An emerging approach is for users to simply upload customization code onto the SaaS platform, which can be triggered by SaaS events. Examples include AWS Lambda, which allows you to customize AWS workflows through functions, and GitHub Actions, which allows users to automatically respond to events in GitHub using apps running on GitHub infra.

Wasm runtimes can be easily integrated into SaaS or database platforms. They are secure, portable, and lightweight. Once integrated, Wasm runtimes can run functions (or guest apps) written in a variety of different programming languages, supporting SaaS SDKs in all popular languages.

See a database UDF example here from Nebular Graph.

Streaming data

Modern data-intensive applications often need to filter, map, and transform data in streaming or messaging pipelines. That requires user-defined functions to be embedded into the data streaming platform.

For the same reason why Wasm is a great runtime for SaaS UDFs, it is a great choice for data streaming functions too. Furthermore, Wasm runtimes such as WasmEdge, provide high-performance APIs for AI/ML processing, which makes them ideal for running compute-intensive AI/ML workloads in many streaming analytics use cases.

See a database ETL function example based on WasmEdge here.

Blockchain

Large public blockchain networks, such as Ethereum, EOS, Polkadot, NEAR, FileCoin, Cosmos, Ripple, have all committed to Wasm as their smart contract execution engines. In our view, smart contracts on public blockchain networks are decentralized serverless functions. Blockchains are ideal use cases for Wasm.

Show me the code

WasmEdge is a WebAssembly runtime that is specifically optimized for server-side and cloud-native applications. It is an open-source project managed by the Linux Foundation / CNCF. Its key features include the following.
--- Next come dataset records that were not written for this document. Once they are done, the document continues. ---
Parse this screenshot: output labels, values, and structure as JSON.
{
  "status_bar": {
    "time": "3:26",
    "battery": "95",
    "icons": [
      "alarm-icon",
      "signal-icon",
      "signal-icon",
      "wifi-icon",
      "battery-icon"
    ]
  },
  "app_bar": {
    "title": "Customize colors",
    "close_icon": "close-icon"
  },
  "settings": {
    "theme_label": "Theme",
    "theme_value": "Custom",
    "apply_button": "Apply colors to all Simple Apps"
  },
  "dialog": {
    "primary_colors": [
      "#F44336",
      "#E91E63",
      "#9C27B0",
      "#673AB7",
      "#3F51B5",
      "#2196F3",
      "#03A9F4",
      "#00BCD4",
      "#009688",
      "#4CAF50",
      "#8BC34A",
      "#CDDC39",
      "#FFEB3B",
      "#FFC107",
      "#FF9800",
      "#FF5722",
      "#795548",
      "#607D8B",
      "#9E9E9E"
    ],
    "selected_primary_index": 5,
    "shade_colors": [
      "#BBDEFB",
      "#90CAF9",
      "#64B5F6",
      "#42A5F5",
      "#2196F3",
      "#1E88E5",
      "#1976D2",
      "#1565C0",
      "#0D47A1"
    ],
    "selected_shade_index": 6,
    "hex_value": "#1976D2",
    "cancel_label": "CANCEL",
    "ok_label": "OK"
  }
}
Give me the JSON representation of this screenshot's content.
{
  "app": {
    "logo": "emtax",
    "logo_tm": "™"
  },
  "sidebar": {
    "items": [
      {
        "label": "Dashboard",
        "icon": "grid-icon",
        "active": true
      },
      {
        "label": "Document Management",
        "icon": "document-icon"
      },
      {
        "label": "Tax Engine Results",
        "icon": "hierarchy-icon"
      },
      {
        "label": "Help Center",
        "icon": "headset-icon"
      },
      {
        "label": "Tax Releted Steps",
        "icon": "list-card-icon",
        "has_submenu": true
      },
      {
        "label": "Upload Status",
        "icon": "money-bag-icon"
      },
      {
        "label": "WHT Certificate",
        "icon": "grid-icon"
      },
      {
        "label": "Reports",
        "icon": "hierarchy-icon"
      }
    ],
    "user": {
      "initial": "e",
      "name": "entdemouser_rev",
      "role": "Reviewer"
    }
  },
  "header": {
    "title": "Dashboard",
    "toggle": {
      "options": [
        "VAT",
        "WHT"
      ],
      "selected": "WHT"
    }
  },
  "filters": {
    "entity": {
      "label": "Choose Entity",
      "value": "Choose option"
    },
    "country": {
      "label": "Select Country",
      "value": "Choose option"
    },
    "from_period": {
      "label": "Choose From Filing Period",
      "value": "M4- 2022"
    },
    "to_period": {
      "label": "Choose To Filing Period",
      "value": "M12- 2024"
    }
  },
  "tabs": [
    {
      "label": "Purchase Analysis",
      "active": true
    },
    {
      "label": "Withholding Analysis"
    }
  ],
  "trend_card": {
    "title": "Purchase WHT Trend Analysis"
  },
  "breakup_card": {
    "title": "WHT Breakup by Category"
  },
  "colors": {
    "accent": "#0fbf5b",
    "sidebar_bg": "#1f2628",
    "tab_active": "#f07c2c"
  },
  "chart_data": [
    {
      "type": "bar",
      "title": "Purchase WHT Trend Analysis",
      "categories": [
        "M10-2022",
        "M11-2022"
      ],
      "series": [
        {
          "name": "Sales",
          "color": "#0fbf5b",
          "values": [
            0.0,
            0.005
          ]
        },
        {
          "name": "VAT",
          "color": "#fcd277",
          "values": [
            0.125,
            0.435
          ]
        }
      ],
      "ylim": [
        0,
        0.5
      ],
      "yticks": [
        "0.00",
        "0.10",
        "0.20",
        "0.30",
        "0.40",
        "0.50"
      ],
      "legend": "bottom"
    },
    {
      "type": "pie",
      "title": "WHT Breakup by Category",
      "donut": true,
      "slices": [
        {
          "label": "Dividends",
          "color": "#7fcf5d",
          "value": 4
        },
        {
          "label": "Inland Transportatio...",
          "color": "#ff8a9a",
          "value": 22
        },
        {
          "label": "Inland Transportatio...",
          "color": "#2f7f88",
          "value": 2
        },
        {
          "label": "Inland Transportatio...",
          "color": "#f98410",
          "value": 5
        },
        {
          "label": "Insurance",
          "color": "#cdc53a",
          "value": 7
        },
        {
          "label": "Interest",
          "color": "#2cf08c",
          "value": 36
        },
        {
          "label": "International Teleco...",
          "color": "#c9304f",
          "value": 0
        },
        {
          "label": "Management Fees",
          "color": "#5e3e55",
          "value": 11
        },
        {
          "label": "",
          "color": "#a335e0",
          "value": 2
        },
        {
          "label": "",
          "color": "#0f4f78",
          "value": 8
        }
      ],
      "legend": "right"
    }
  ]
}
To see some code examples, check out the following tutorials. You could also refer to WasmEdge book.

The road ahead

The road ahead for server-side Wasm is very promising. WasmEdge has brought the cloud-native toolchain to WebAssembly, enabling developers to use their familiar workflow in Wasm application development. Companies such as Second State, Fermyon, Cosmonic, Suborbital, VMWare, Cloudflare, Fastly, SingleStore, Shopify, InfinyOn and Microsoft, have also launched/pre-launched their own WebAssembly-based public cloud services.

The Wasm community will continue to innovate in areas such as developer tooling and component model support. We expect more exciting news, tools, use cases, and partnerships to emerge in server-side Wasm.